The European Commission supported the reform of the EU carbon market shutterstock

The European Commission supported the reform of the EU carbon market

Katerina Belousova

European steel association Eurofer has expressed concern about CBAM

The head of the EU's climate service, Frans Timmermans, said that the adoption by the European Parliament of the agreement on the reform of the carbon market brought the EU closer to completing the work on the Fit for 55 package.

The reform of the Emissions Trading System (ETS), the implementation of the Carbon Border Adjustment Mechanism (CBAM) and the creation of the Social Climate Fund (SCF) have put the bloc firmly on the path to a greener future, EURACTIV reports.

The Fit for 55 package aims to reduce greenhouse gas emissions by at least 55% by 2030 from 1990 levels.

It is noted that the European Commission welcomed the European Parliament's vote in favor of the carbon market reform as a decisive step in the fight against climate change and the achievement of the EU's climate goal.

The article emphasized that the reform approved on April 18 will make the EU climate change policy more ambitious and raise the cost of pollution. In addition, it is designed to reduce emissions by 62% by 2030 from 2005 levels.

EURACTIV explained that although CO2 emissions from power stations and factories have fallen by 43% since 2005, thanks in particular to the obligation to buy emission permits, the reform will allow more ambitious climate targets to be met. After all, free permits for carbon emissions will completely disappear by 2034. In addition, the abolition of free allowances will take place against the background of the gradual introduction of the CBAM carbon tax.

The authors emphasized that CBAM is in favor the import of goods with a high carbon content will gradually begin to be introduced from 2026. It will cover such goods as steel, cement, aluminum, fertilizers, electricity and hydrogen.

It is noted that the CBAM should prevent the negative impact of foreign competitors with "dirtier" products on the EU industry. And also prevent the transfer of production to countries with milder environmental regulations.

"To overcome the climate crisis, emissions must decrease worldwide. When energy-intensive goods enter the EU, we will ensure that carbon dioxide emissions are paid for," said Timmermans.

However, European steel association Eurofer has expressed concern over the new border carbon tax, saying action must be taken now to prevent foreign companies from circumventing it.

She also called for measures to support European steel exports in the face of competition from foreign producers who do not face the same carbon constraints.

"Otherwise, we risk losing €45 billion in steel exports from the EU, and therefore the associated production capacity and jobs," Eurofer said.

The report stressed that plans to launch the new ETS II carbon market in 2027, covering emissions from car fuel and home heating, could cause social unrest.

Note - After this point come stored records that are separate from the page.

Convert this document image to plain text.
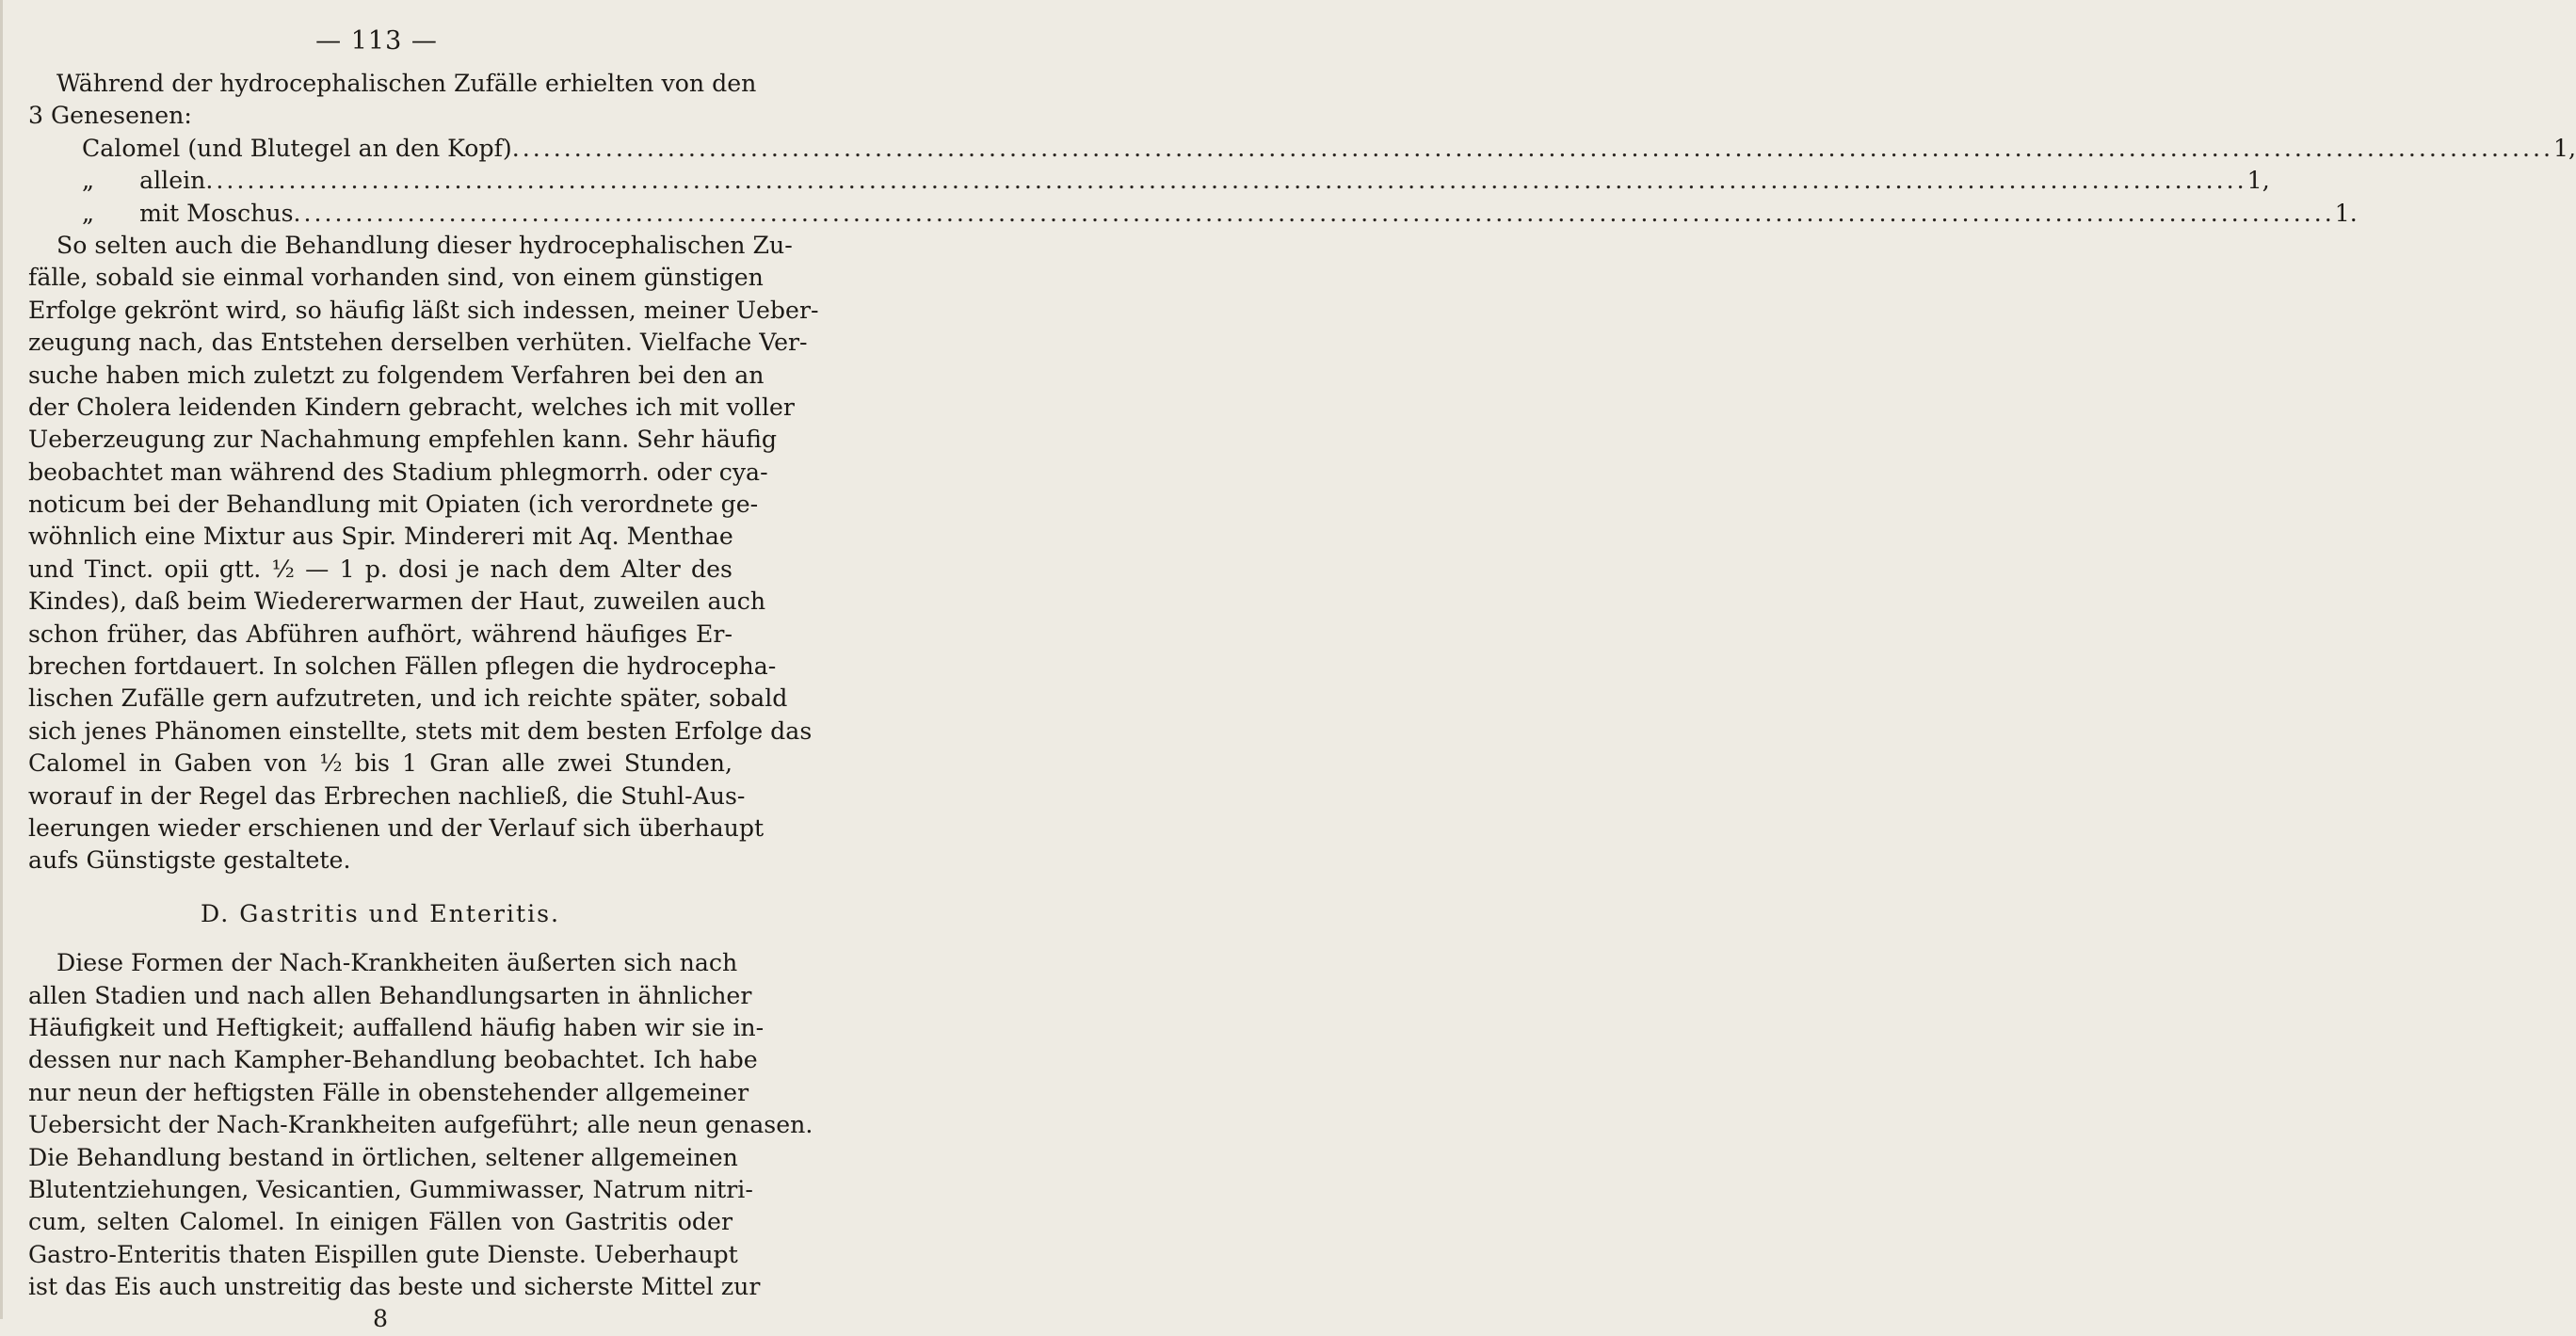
— 113 —
Während der hydrocephalischen Zufälle erhielten von den
3 Genesenen:
Calomel (und Blutegel an den Kopf) .....	1,
„      allein .....	1,
„      mit Moschus .....	1.
So selten auch die Behandlung dieser hydrocephalischen Zu-
fälle, sobald sie einmal vorhanden sind, von einem günstigen
Erfolge gekrönt wird, so häufig läßt sich indessen, meiner Ueber-
zeugung nach, das Entstehen derselben verhüten. Vielfache Ver-
suche haben mich zuletzt zu folgendem Verfahren bei den an
der Cholera leidenden Kindern gebracht, welches ich mit voller
Ueberzeugung zur Nachahmung empfehlen kann. Sehr häufig
beobachtet man während des Stadium phlegmorrh. oder cya-
noticum bei der Behandlung mit Opiaten (ich verordnete ge-
wöhnlich eine Mixtur aus Spir. Mindereri mit Aq. Menthae
und Tinct. opii gtt. ½ — 1 p. dosi je nach dem Alter des
Kindes), daß beim Wiedererwarmen der Haut, zuweilen auch
schon früher, das Abführen aufhört, während häufiges Er-
brechen fortdauert. In solchen Fällen pflegen die hydrocepha-
lischen Zufälle gern aufzutreten, und ich reichte später, sobald
sich jenes Phänomen einstellte, stets mit dem besten Erfolge das
Calomel in Gaben von ½ bis 1 Gran alle zwei Stunden,
worauf in der Regel das Erbrechen nachließ, die Stuhl-Aus-
leerungen wieder erschienen und der Verlauf sich überhaupt
aufs Günstigste gestaltete.
D. Gastritis und Enteritis.
Diese Formen der Nach-Krankheiten äußerten sich nach
allen Stadien und nach allen Behandlungsarten in ähnlicher
Häufigkeit und Heftigkeit; auffallend häufig haben wir sie in-
dessen nur nach Kampher-Behandlung beobachtet. Ich habe
nur neun der heftigsten Fälle in obenstehender allgemeiner
Uebersicht der Nach-Krankheiten aufgeführt; alle neun genasen.
Die Behandlung bestand in örtlichen, seltener allgemeinen
Blutentziehungen, Vesicantien, Gummiwasser, Natrum nitri-
cum, selten Calomel. In einigen Fällen von Gastritis oder
Gastro-Enteritis thaten Eispillen gute Dienste. Ueberhaupt
ist das Eis auch unstreitig das beste und sicherste Mittel zur
8
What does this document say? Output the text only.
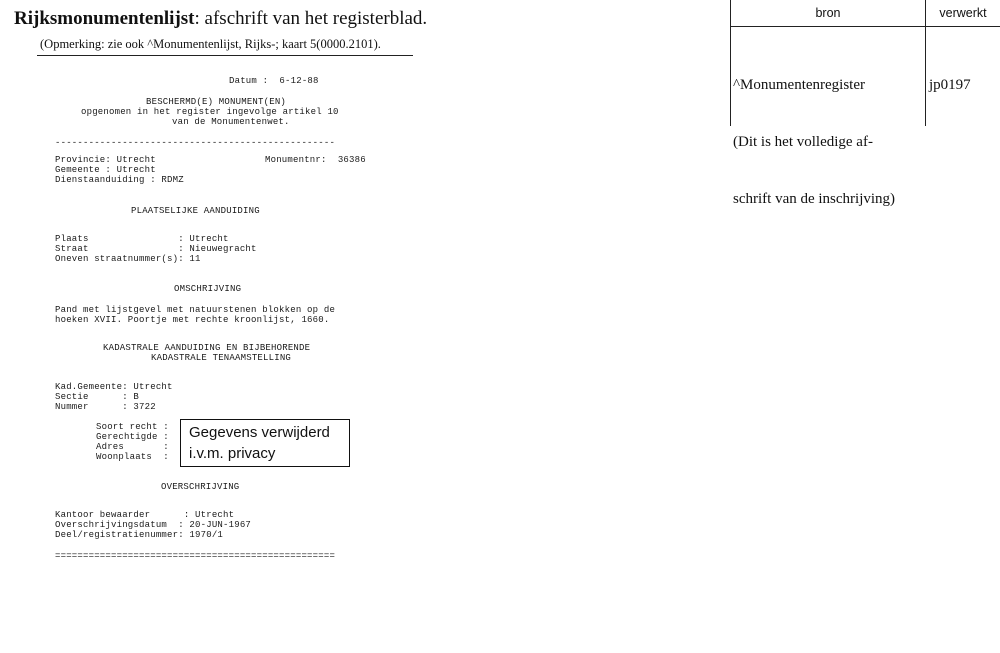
Rijksmonumentenlijst: afschrift van het registerblad.
(Opmerking: zie ook ^Monumentenlijst, Rijks-; kaart 5(0000.2101).
bron	verwerkt

^Monumentenregister

(Dit is het volledige af-

schrift van de inschrijving)

jp0197
Datum : 6-12-88
BESCHERMD(E) MONUMENT(EN)
opgenomen in het register ingevolge artikel 10
van de Monumentenwet.
--------------------------------------------------
Provincie: Utrecht	Monumentnr: 36386
Gemeente : Utrecht
Dienstaanduiding : RDMZ
PLAATSELIJKE AANDUIDING
Plaats                : Utrecht
Straat                : Nieuwegracht
Oneven straatnummer(s): 11
OMSCHRIJVING
Pand met lijstgevel met natuurstenen blokken op de
hoeken XVII. Poortje met rechte kroonlijst, 1660.
KADASTRALE AANDUIDING EN BIJBEHORENDE
KADASTRALE TENAAMSTELLING
Kad.Gemeente: Utrecht
Sectie      : B
Nummer      : 3722
Soort recht :
Gerechtigde :
Adres       :
Woonplaats  :
Gegevens verwijderd
i.v.m. privacy
OVERSCHRIJVING
Kantoor bewaarder      : Utrecht
Overschrijvingsdatum  : 20-JUN-1967
Deel/registratienummer: 1970/1
==================================================
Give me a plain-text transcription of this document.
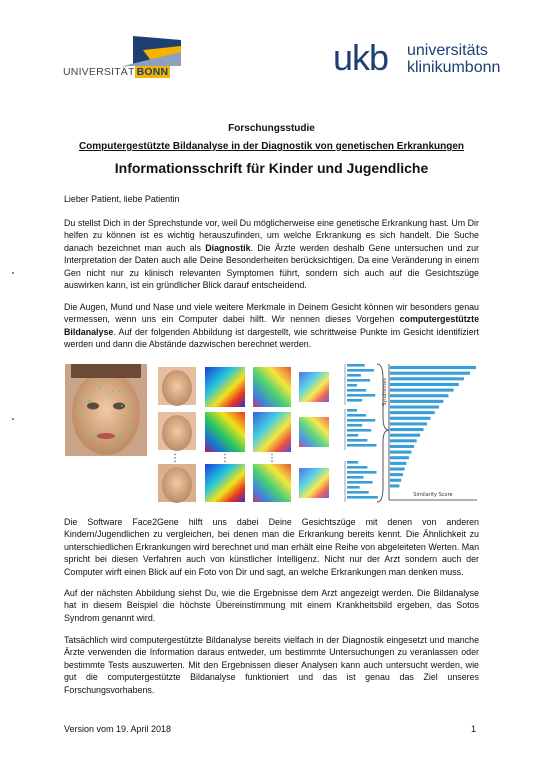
UNIVERSITÄT BONN	ukb universitäts
klinikumbonn
Forschungsstudie
Computergestützte Bildanalyse in der Diagnostik von genetischen Erkrankungen
Informationsschrift für Kinder und Jugendliche

Lieber Patient, liebe Patientin

Du stellst Dich in der Sprechstunde vor, weil Du möglicherweise eine genetische Erkrankung hast. Um Dir helfen zu können ist es wichtig herauszufinden, um welche Erkrankung es sich handelt. Die Suche danach bezeichnet man auch als Diagnostik. Die Ärzte werden deshalb Gene untersuchen und zur Interpretation der Daten auch alle Deine Besonderheiten berücksichtigen. Da eine Veränderung in einem Gen nicht nur zu klinisch relevanten Symptomen führt, sondern sich auch auf die Gesichtszüge auswirken kann, ist ein gründlicher Blick darauf entscheidend.

Die Augen, Mund und Nase und viele weitere Merkmale in Deinem Gesicht können wir besonders genau vermessen, wenn uns ein Computer dabei hilft. Wir nennen dieses Vorgehen computergestützte Bildanalyse. Auf der folgenden Abbildung ist dargestellt, wie schrittweise Punkte im Gesicht identifiziert werden und dann die Abstände dazwischen berechnet werden.

⋮	⋮	⋮
Syndromes
Similarity Score

Die Software Face2Gene hilft uns dabei Deine Gesichtszüge mit denen von anderen Kindern/Jugendlichen zu vergleichen, bei denen man die Erkrankung bereits kennt. Die Ähnlichkeit zu unterschiedlichen Erkrankungen wird berechnet und man erhält eine Reihe von abgeleiteten Werten. Man spricht bei diesen Verfahren auch von künstlicher Intelligenz. Nicht nur der Arzt sondern auch der Computer wirft einen Blick auf ein Foto von Dir und sagt, an welche Erkrankungen man denken muss.

Auf der nächsten Abbildung siehst Du, wie die Ergebnisse dem Arzt angezeigt werden. Die Bildanalyse hat in diesem Beispiel die höchste Übereinstimmung mit einem Krankheitsbild ergeben, das Sotos Syndrom genannt wird.

Tatsächlich wird computergestützte Bildanalyse bereits vielfach in der Diagnostik eingesetzt und manche Ärzte verwenden die Information daraus entweder, um bestimmte Untersuchungen zu veranlassen oder bestimmte Tests auszuwerten. Mit den Ergebnissen dieser Analysen kann auch untersucht werden, wie gut die computergestützte Bildanalyse funktioniert und das ist genau das Ziel unseres Forschungsvorhabens.

Version vom 19. April 2018	1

However, the European Commission believes that the new social climate fund will mitigate the negative consequences.

EURACTIV added that the laws still need final approval by EU countries. However, this is usually a formal procedure.

The European Parliament's lead negotiator, Peter Liese, said that ETS reform could help or hinder Europe's CO2 reduction targets.

"For the climate ETS itself is more important than all other documents combined," he said.

Earlier, EcoPolitic wrote, that on April 18, the members of the European Parliament approved agreements on the reform of the Emissions Trading System (ETS), the Carbon Border Regulation Mechanism (CBAM) and the creation of the Social Climate Fund (SCF).

As EcoPolitic previously reported, steelmakers from the Gerber Group stated that the carbon border adjustment mechanism (CBAM) threatens the existence of industries with intensive CO2 emissions, such as the production of cement, fertilizers or steel and stainless steel.